Charles was running on the treadmill, watching the morning news on low in front of him, his phone next to his bed, when he saw it light up out of the corner of his eye. An email, maybe. Or a text.
He ignored it and kept running.
That weekend he and Liza drove up with Nicole and Bianca to a horse sanctuary in Chatham, had a picnic in the mountains, then drove back to the city as the sun set behind them. The girls fell asleep in the back seat of the car, and he and Liza talked the whole ride back, quietly, about who they thought was the most overrated author.
Just thinking about it now, on Tuesday morning before the sun came up, made him smile.
He got off the treadmill after putting in six miles and jumped quickly into the shower. When he got out he wrapped himself in a towel, took one to dry his hair, and absentmindedly walked back to his bedside table.
He looked down at the phone and his heart fell to the floor.
Pauline: I'm back in New York. Can we meet?
"Fuck," Charles said.
He was shocked, then angry, then sad, then angry again, when Pauline left. Then a part of him felt partially relieved; despite all of the stress, and the uncertainty, and the crippling loneliness, in the last few years life at home hadn't been great.
And then came Liza. Everything about him and his life changed when he met her, and months later when he kissed her, and he was a better man every single day since. She removed the feeling of dread from his life.
When he saw the text, that dread returned. He panicked.
He rushed to get dressed and get the girls up. He grabbed his phone, walked them to school, and debated going back home - but he knew he would just go crazy there.
On his walk to work he started dialing.
"Can we meet before work?," he asked.
"Is everything ok?," Liza asked.
"I hope so."
Liza was at the coffee shop before him and he rushed right in. She could see on his face something was wrong.
"Charles, what -"
He put his phone down on the table and showed her the text.
"I haven't heard from Pauline in two years. She's ignored the divorce papers. She's missed two Christmases, four birthdays, she wouldn't even tell her own mother - my kids' grandmother - where she was," he said.
"And she just sends me this?"
The dread that Charles felt, Liza felt it too. They had been in a bubble of their own making for so long now, she had forgotten it couldn't last forever.
Charles leaned back and looked Liza expectantly, waiting for her to say something.
"Oh, Charles," she said, breathing out. She held his hand.
"I knew it was coming," he said. "I thought it would happen sooner. Wanted it to, so many months ago. But then -" He sighed again.
" - I know," Liza said. "What are you going to write back?"
"Write back?," he said. "I should ignore her for two years."
"Charles," Liza said, shaking her head. "The girls. Nicole and Bianca. Their mom is back."
"I know," he said. He closed his eyes and rubbed his face. "Maybe I shouldn't go to work today."
"Meet her today," she said. "You have to see what she's going to say."
Before they left she kissed him softly and then hugged him, and he held on to her tightly.
"We're good no matter what," he said.
Pauline sat at a back table in a restaurant in lower Manhattan, far from their old life but not as far as she'd been the last two years.

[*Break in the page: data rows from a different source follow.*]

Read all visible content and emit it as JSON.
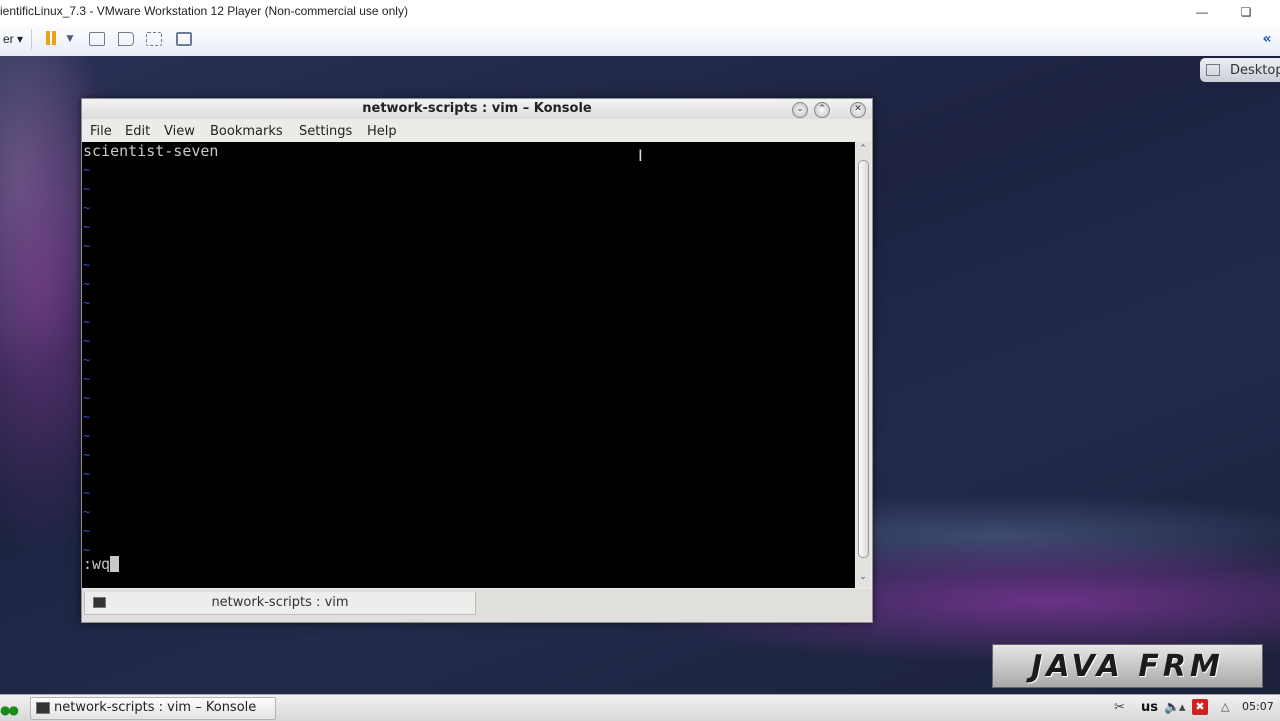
{
  "vm": {
    "title": "ientificLinux_7.3 - VMware Workstation 12 Player (Non-commercial use only)",
    "player_menu_label": "er ▾",
    "toolbar_icons": [
      "pause-icon",
      "dropdown-icon",
      "send-ctrl-alt-del-icon",
      "removable-devices-icon",
      "full-screen-icon",
      "unity-icon",
      "collapse-icon"
    ]
  },
  "desktop": {
    "desktop_button_label": "Desktop",
    "watermark_text": "JAVA FRM"
  },
  "konsole": {
    "title": "network-scripts : vim – Konsole",
    "menu": [
      "File",
      "Edit",
      "View",
      "Bookmarks",
      "Settings",
      "Help"
    ],
    "first_line": "scientist-seven",
    "tilde_char": "~",
    "command_line": ":wq",
    "tab_label": "network-scripts : vim"
  },
  "panel": {
    "task_label": "network-scripts : vim – Konsole",
    "keyboard_layout": "us",
    "clock": "05:07"
  },
  "colors": {
    "vim_tilde": "#3a52c8",
    "terminal_bg": "#000000",
    "terminal_fg": "#c8c8c8",
    "pause_orange": "#e7a21c"
  }
}
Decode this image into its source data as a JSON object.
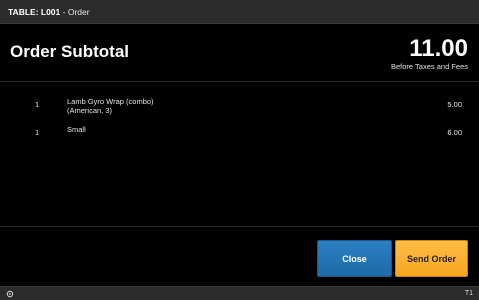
{
  "window": {
    "title_prefix": "TABLE: L001",
    "title_suffix": " - Order"
  },
  "header": {
    "heading": "Order Subtotal",
    "total": "11.00",
    "total_note": "Before Taxes and Fees"
  },
  "items": [
    {
      "qty": "1",
      "name_line1": "Lamb Gyro Wrap (combo)",
      "name_line2": "(American, 3)",
      "price": "5.00"
    },
    {
      "qty": "1",
      "name_line1": "Small",
      "name_line2": "",
      "price": "6.00"
    }
  ],
  "actions": {
    "close_label": "Close",
    "send_label": "Send Order"
  },
  "statusbar": {
    "icon": "settings-icon",
    "terminal": "T1"
  },
  "colors": {
    "background": "#000000",
    "bar": "#2b2b2b",
    "close_button": "#2374b5",
    "send_button": "#f8ac2a"
  }
}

Charles walked through the front door and saw her there, alone, looking at her phone. She looked slightly different, smaller maybe, or her hair was different.
"Pauline," he said, and she looked up suddenly at him. He didn't know what to do. Hug her? Give her his hand?

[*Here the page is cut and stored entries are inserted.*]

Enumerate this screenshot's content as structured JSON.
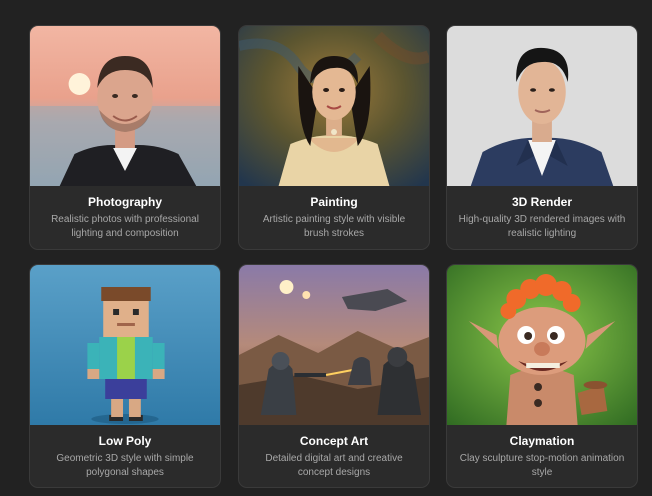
{
  "styles": [
    {
      "title": "Photography",
      "description": "Realistic photos with professional lighting and composition",
      "icon": "portrait-photo-thumbnail"
    },
    {
      "title": "Painting",
      "description": "Artistic painting style with visible brush strokes",
      "icon": "painted-portrait-thumbnail"
    },
    {
      "title": "3D Render",
      "description": "High-quality 3D rendered images with realistic lighting",
      "icon": "3d-render-portrait-thumbnail"
    },
    {
      "title": "Low Poly",
      "description": "Geometric 3D style with simple polygonal shapes",
      "icon": "low-poly-character-thumbnail"
    },
    {
      "title": "Concept Art",
      "description": "Detailed digital art and creative concept designs",
      "icon": "concept-art-battle-thumbnail"
    },
    {
      "title": "Claymation",
      "description": "Clay sculpture stop-motion animation style",
      "icon": "claymation-troll-thumbnail"
    }
  ],
  "colors": {
    "background": "#222222",
    "card": "#2b2b2b",
    "border": "#3a3a3a",
    "title": "#ffffff",
    "description": "#a8a8a8"
  }
}
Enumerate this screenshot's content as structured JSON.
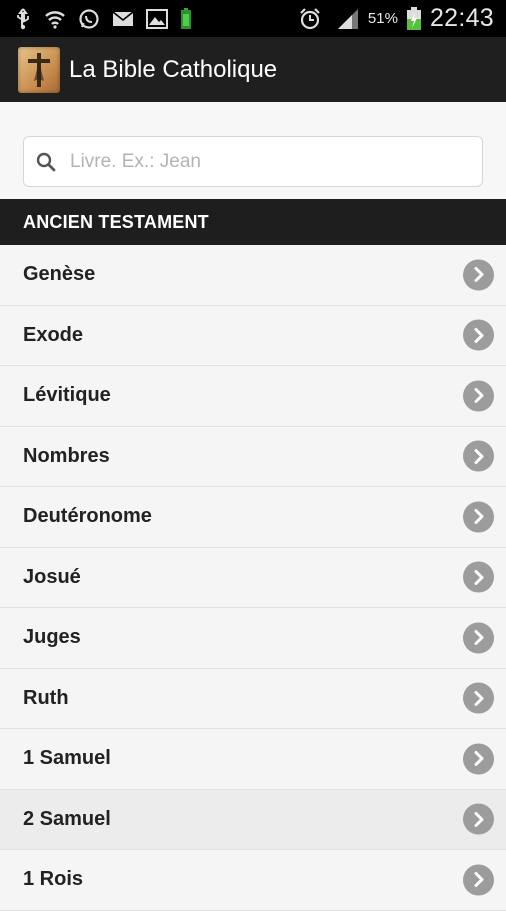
{
  "status_bar": {
    "icons_left": [
      "usb-icon",
      "wifi-icon",
      "whatsapp-icon",
      "email-icon",
      "gallery-icon",
      "battery-small-icon"
    ],
    "icons_right": [
      "alarm-icon",
      "signal-icon",
      "battery-charging-icon"
    ],
    "battery_pct": "51%",
    "time": "22:43"
  },
  "action_bar": {
    "title": "La Bible Catholique",
    "logo_icon": "crucifix-icon"
  },
  "search": {
    "placeholder": "Livre. Ex.: Jean",
    "value": ""
  },
  "section": {
    "title": "ANCIEN TESTAMENT"
  },
  "books": [
    {
      "label": "Genèse"
    },
    {
      "label": "Exode"
    },
    {
      "label": "Lévitique"
    },
    {
      "label": "Nombres"
    },
    {
      "label": "Deutéronome"
    },
    {
      "label": "Josué"
    },
    {
      "label": "Juges"
    },
    {
      "label": "Ruth"
    },
    {
      "label": "1 Samuel"
    },
    {
      "label": "2 Samuel",
      "highlighted": true
    },
    {
      "label": "1 Rois"
    }
  ],
  "colors": {
    "status_bar": "#000000",
    "action_bar": "#1f1f1f",
    "section_header": "#1e1e1e",
    "list_bg": "#f5f5f5",
    "chevron": "#9c9c9c"
  }
}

He sat down instead, sitting across from his wife, who he hadn't seen in two years.
"Charles," she said.
And then he became so viscerally angry he had to fight himself from screaming.
"Why are you back here," he said. "Where have you been."
"Charles, I -"
" - You abandoned us. You vanished. You could have been dead for all I knew."

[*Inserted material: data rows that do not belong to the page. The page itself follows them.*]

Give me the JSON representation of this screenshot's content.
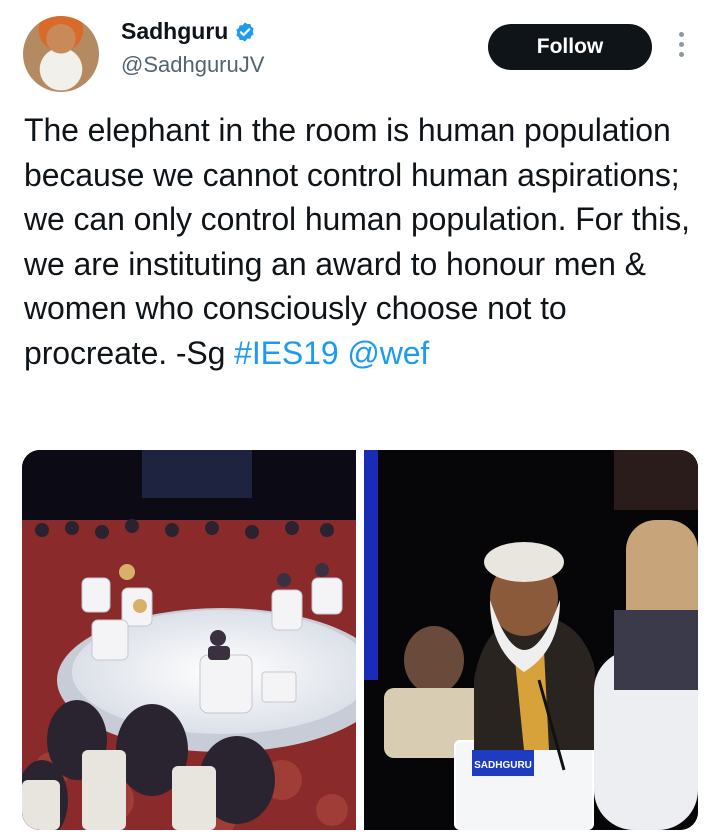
{
  "tweet": {
    "author": {
      "display_name": "Sadhguru",
      "handle": "@SadhguruJV",
      "verified": true
    },
    "follow_label": "Follow",
    "text_plain": "The elephant in the room is human population because we cannot control human aspirations; we can only control human population. For this, we are instituting an award to honour men & women who consciously choose not to procreate. -Sg ",
    "hashtag": "#IES19",
    "mention": "@wef",
    "media": [
      {
        "icon": "photo",
        "description": "panel discussion stage"
      },
      {
        "icon": "photo",
        "description": "speaker on stage",
        "placard": "SADHGURU"
      }
    ]
  },
  "colors": {
    "accent": "#1d9bf0",
    "follow_bg": "#0f1419",
    "text": "#0f1419",
    "secondary": "#536471",
    "verified": "#1d9bf0"
  }
}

"I wasn't dead," she said.
"Do you know what you did to your daughters?," he said, his voice trembling.
"I had to show them how to live their own lives."
"You showed them nothing," he said. "Absolutely nothing. You showed them how to leave. That's it. Was I so bad? I was so bad you had to leave your whole family?"
"Charles, can we just talk calmly —"
"I will not talk to you or let you see nicole and Bianca until you sign and return the divorce papers," he said. "Do you understand? Do you need another copy?"
"That is incredibly unfair," she said. "I want to see them and I want to talk to you."
"You had years to see them," he said as he stood up. "Now that you're back we have to finish this."